2. The Tree Pose (Works the sides of the abs)
In this pose, you will begin by standing with your arms at your sides. Place the bottom of your left foot in the side of your right thigh with your knee bent to the side. Lift your arms and press your hands palms together in front of your chest. Inhale and exhale two times then lift your arms above your head as you inhale a third time, palms still facing inward and fingers stretched toward the ceiling. Exhale then inhale and bend your torso to the left. Inhale, and straighten your toros. Repeat this move three to five times then switch sides. Please note that this move requires some balance so please be careful as you do this move.

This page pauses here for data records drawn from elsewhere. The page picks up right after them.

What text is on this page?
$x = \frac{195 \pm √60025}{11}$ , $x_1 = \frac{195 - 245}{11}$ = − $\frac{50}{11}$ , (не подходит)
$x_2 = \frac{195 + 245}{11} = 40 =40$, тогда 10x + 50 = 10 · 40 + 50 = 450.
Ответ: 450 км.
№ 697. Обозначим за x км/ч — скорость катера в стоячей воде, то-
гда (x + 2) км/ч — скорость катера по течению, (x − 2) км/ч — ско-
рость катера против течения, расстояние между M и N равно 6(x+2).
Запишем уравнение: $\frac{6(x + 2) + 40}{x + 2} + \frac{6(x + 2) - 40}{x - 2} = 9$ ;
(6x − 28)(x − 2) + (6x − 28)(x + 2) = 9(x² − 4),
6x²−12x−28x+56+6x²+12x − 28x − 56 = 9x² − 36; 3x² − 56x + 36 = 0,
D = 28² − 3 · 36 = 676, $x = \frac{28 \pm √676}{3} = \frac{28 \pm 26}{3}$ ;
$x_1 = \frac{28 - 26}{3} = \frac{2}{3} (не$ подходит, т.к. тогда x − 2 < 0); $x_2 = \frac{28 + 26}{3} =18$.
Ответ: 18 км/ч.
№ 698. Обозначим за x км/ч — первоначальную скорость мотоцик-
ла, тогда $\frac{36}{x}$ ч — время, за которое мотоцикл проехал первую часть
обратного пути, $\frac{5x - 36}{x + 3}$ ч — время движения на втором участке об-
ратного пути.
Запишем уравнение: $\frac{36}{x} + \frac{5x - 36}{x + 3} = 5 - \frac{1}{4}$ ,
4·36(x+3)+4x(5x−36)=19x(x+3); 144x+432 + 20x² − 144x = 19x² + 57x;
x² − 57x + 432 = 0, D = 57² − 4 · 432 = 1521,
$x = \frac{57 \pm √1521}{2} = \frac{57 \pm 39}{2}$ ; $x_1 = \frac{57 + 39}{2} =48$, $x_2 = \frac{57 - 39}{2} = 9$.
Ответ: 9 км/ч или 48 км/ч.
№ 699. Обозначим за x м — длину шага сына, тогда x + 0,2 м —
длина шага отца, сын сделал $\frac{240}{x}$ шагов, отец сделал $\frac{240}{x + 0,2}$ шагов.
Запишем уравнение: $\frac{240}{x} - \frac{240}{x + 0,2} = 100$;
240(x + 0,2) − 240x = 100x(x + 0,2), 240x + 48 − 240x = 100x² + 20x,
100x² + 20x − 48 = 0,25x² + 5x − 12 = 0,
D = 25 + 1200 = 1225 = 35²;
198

3. The Rocking Boat Pose (Works the abs and back)
Sit on the mat or carpet with your knees bent and your feet flat on the floor. Your hands should be on your thighs with your torso and head straight. Lean back 45 degrees, and lift your legs so your feet point up toward the ceiling about 45 degrees off the ground making a V shape with your body. Extend your arms so they’re parallel to the floor. Repeat three to five times.
4. The Bow Pose (Works the arms, legs, and abs)
Lie on your stomach on the mat or carpet. Bend your knees and bring your feet toward your head. Reach around with your arms, and grasp your ankles. Lift your shoulders from the floor as you pull on your ankles. Hold as you breath in and out then release.
5. The Side-Stretch Pose (Works the abs, arms, and legs)
Stand and separate your feet a little wider than your hips. Turn your chest and your feet to the right, and bend forward. Keep your legs straight as you bend over your right leg until your chest is parallel to the ground. Reach toward the floor with your hands, bending down more each time you exhale. Repeat the move toward the left.
Things to Remember
Although yoga doesn’t seem as hard of a workout as walking or running, you still have to remember to stay hydrated and breathe. Also, if you’re more of a visual learner, you might want to consider taking a yoga class.